Typically  Perl's idiom would be:

__BEGIN__
@files = glob("/mydir/*.txt");

foreach my $file (@files) {
  # process the file
}
__END__

What's the R's way to do that?

- Gundala Viswanath
Jakarta - Indonesia
#
On Sun, Dec 21, 2008 at 9:35 AM, Gundala Viswanath <gundalav at gmail.com> wrote:
The tools to do this are the functions list.files, grep (or variants
on grep) and perhaps glob2rx.  See the help files for each.

One approach is
[1] "notes312.txt" "stat324.txt"

Note that grep returns a vector of indices into the character vector,
not the character vectors themselves.
#
Try this:

file.names <- dir(pattern = glob2rx("/mydir/*.txt"))
for(fn in file.names) {
  DF <- read.table(fn, ...)
  ...
}

Another possibility is:

file.names <- .. as above ...
out <- lapply(file.names, function(fn) {
   DF <- read.table(fn, ...)
   ...
})

out will have one component per file formed from the result of the
each function application.
On Sun, Dec 21, 2008 at 10:35 AM, Gundala Viswanath <gundalav at gmail.com> wrote:
#
Sys.glob is much more direct ....

Education of you might find exploring the power of?? (e.g. ??glob) 
educational.
On Sun, 21 Dec 2008, Douglas Bates wrote:

            
One of them is exactly the same idiom.

  
    
1 day later
#
Gundala Viswanath wrote:

            
Something like this has been suggested in R-help before:

files <- dir()
results <- lapply(files, yourprocessing())

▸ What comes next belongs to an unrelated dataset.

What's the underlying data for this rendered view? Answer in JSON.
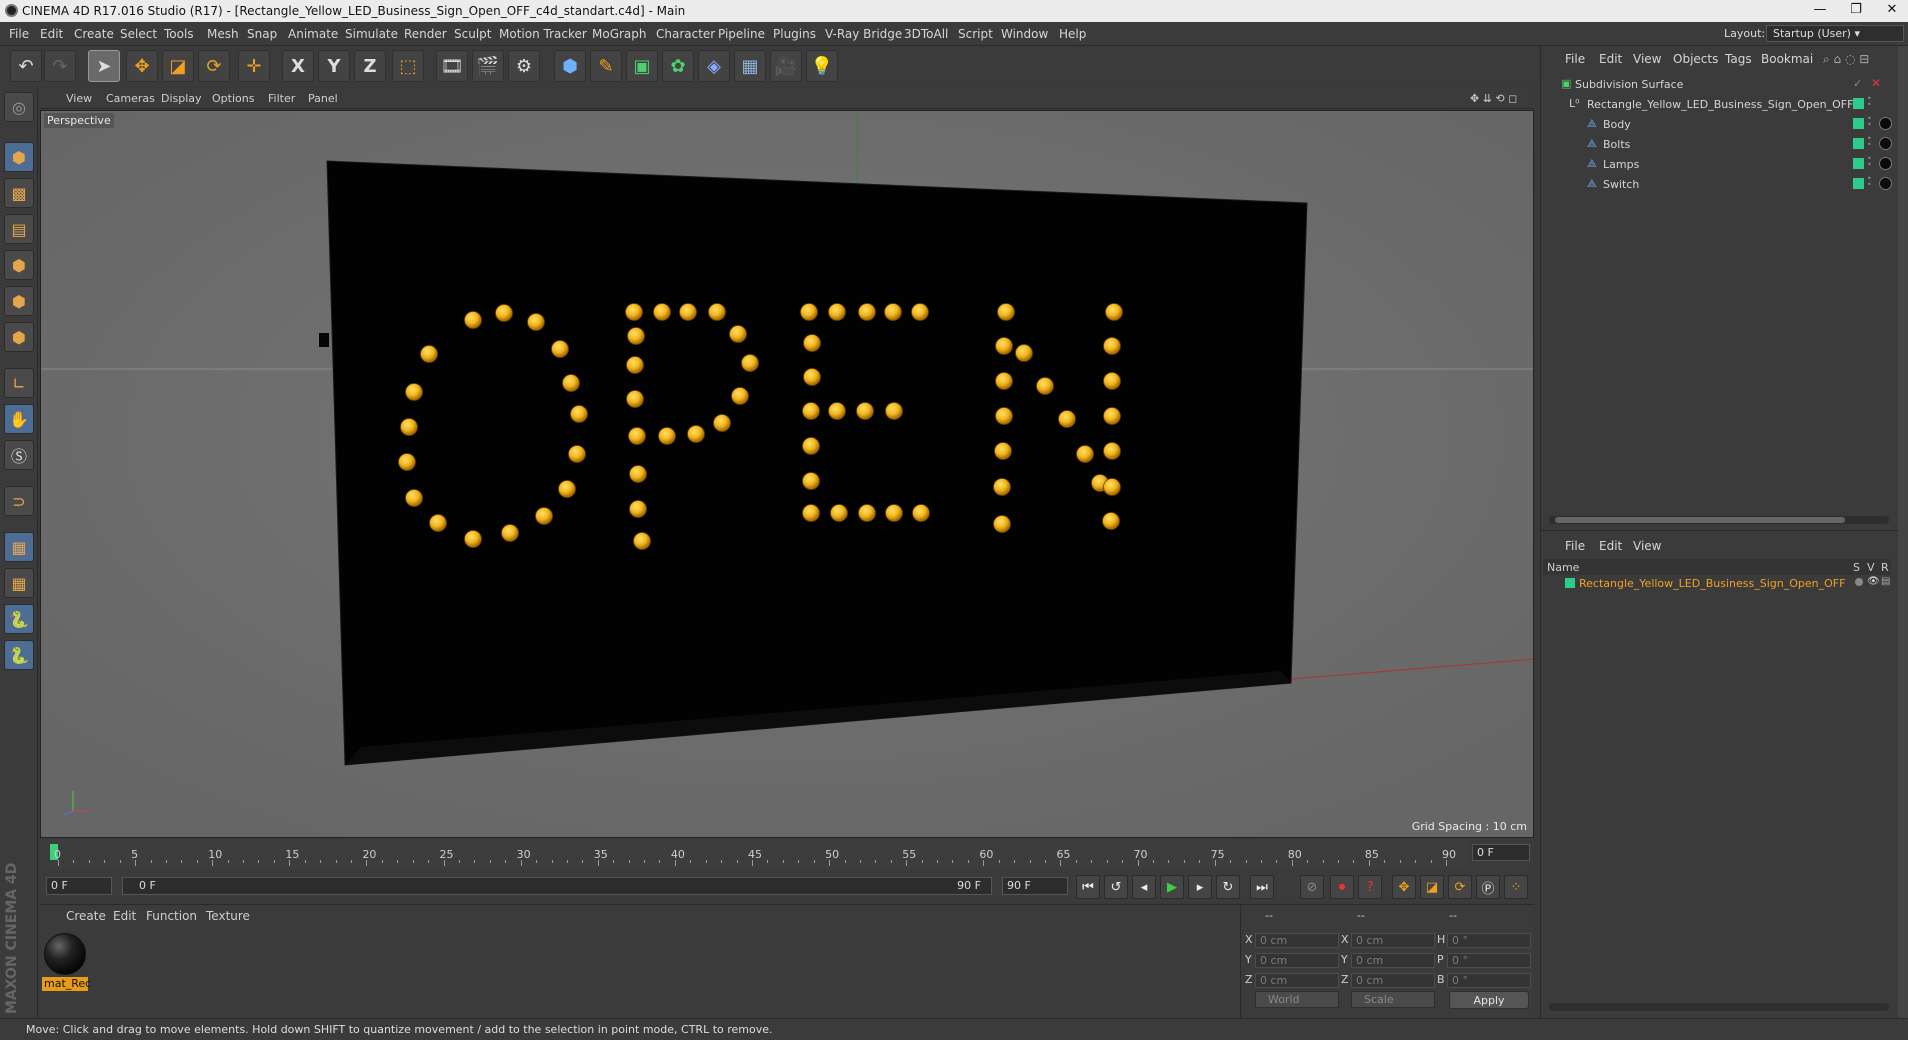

The dir function has path and pattern arguments to select the set of 
files you want.

This works fine when there are no problems, but often I'll use a for 
loop so problem files can be dealt with differently when necessary.

Perhaps something like this:

ProcessList <- dir(pattern="InPerson*")

for (i in 1:length(ProcessList))
{
   filename <- ProcessList[i]
   . . .
}


efg

Earl F Glynn
Overland Park, KS
#
On 12/22/2008 1:14 PM, Earl F Glynn wrote:
Remember to use seq_along() instead:  ProcessList might be length 0.